Saturday, January 05, 2008

"Actually, I prefer nonduality,"

SAID PRASAD, ALOUD, in response to -- nothing.

We were in the midst of silent meditation, and he just suddenly decided to say that. The other yoga students sitting cross-legged in the room, including my brother, laughed good-naturedly, as if they were in on the joke. But, to whom was Prasad responding? No one had said anything. At least, I hadn’t said anything aloud -- I had only thought it.

Mind-reading? Perhaps.

Are psychic powers proof of enlightenment? Not necessarily.

See, I was there at the meditation/worship session, let’s say, less than willingly. My brother, a devout member, had invited me to what I thought would be a New Year’s party. A “celebration,” he'd called it.
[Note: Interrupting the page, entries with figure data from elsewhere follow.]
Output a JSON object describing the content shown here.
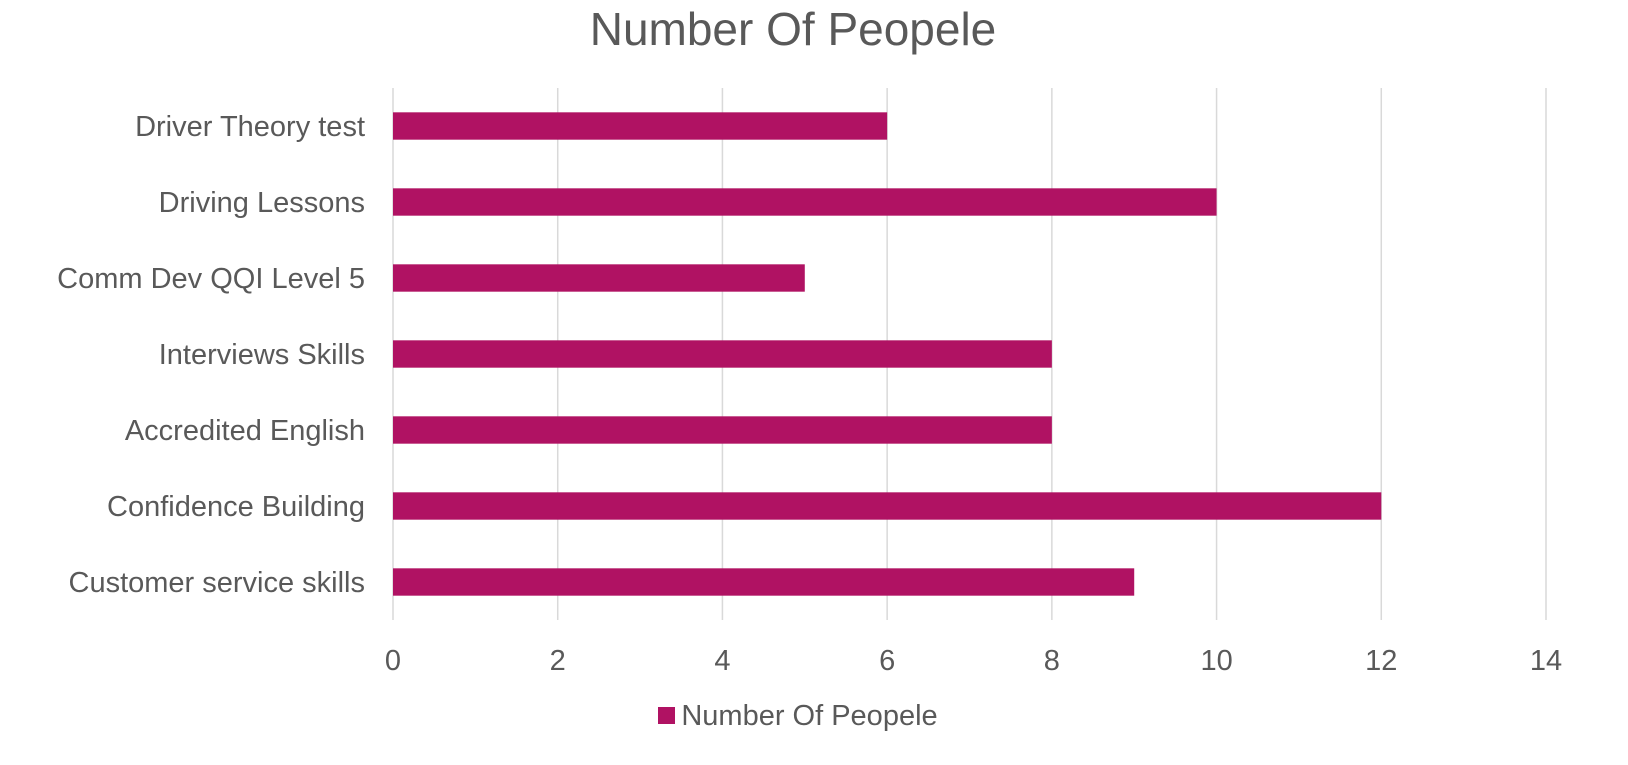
{
  "chart_data": {
    "type": "bar",
    "orientation": "horizontal",
    "title": "Number Of Peopele",
    "categories": [
      "Customer service skills",
      "Confidence Building",
      "Accredited English",
      "Interviews Skills ",
      "Comm Dev QQI Level 5",
      "Driving Lessons",
      "Driver Theory test"
    ],
    "series": [
      {
        "name": "Number Of Peopele",
        "values": [
          9,
          12,
          8,
          8,
          5,
          10,
          6
        ],
        "color": "#b01263"
      }
    ],
    "xlim": [
      0,
      14
    ],
    "xticks": [
      0,
      2,
      4,
      6,
      8,
      10,
      12,
      14
    ],
    "grid": true,
    "legend": "bottom"
  }
}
It wasn’t at all what I had envisioned. I had told him I might come to a party but I wouldn’t get involved in the religion stuff. However, as it turned out, it was all religion stuff: meditating, chanting to various deities I don’t believe in, venerating statues and pictures. It all made me queasy: I didn’t like the spirit in that place. I consider the statues and pictures to be idols. And because of that, I was silently praying -- for  protection, not only for myself but for my brother’s two little boys who were also there and who did not understand what they were doing. Because, you know, you have to test the spirits -- many are up to no good.

Did Prasad sense my silent prayers about all this? In Eastern thought praying to a separate, personal, transcendent God, or believing in discrete, personal demonic spirits,  would be “dualistic” -- i.e., backward and unenlightened.

Except, curiously enough, when it comes to certain dualistic practices these guys  favor, such as arranging dozens of idols, vessels, censers, pictures of their guru, and other items of worship or ceremony on the altar. And bowing down to those idols (or as I like to call them, “non-action figures” – from the biblical observation that they have eyes but cannot see; ears, but cannot hear, and mouths, but cannot speak). It's puzzling that these ones who are going to teach me and other benighted Westerners to transcend the evils of dualism, the attachment to material reality, are here literally worshiping material things.

Religions that worship images and relics and other objects tend to deny that they do so. Each has some rhetorical way to finesse the fact. Roman Catholics bow to statues and graves of saints, pray to them, and petition them for supernatural intervention. But relax: this is not worship, it's "veneration." (Orthodox folk would say the same thing, plus add that they are better since they venerate icons but not statues; but if "veneration" is not worship, what's it matter? They could've saved themselves a schism, seems to me.)

According to my brother, he and his fellow believers do not view the statues as gods; they are “deities.” They “represent various aspects of the divine.” For the time being I'll lay aside the parsing and simply ask: Why do people need a visual representation of the divine?

How enlightened are you, really, if you need pictures? When you grow up, you are expected to be able to read books without pictures. How much more should that be true in spirituality? Wasn’t this exactly the point of the second of the Ten Commandments?

If we’re striving for complete unity and devotion to the Source of all things alone, why then would we fragment our attention upon things, the creation – and some of the lowest, crudest things at that : mere pictures and objects made by human hands? It’s a great example of how a very lofty-sounding principle is negated in practice.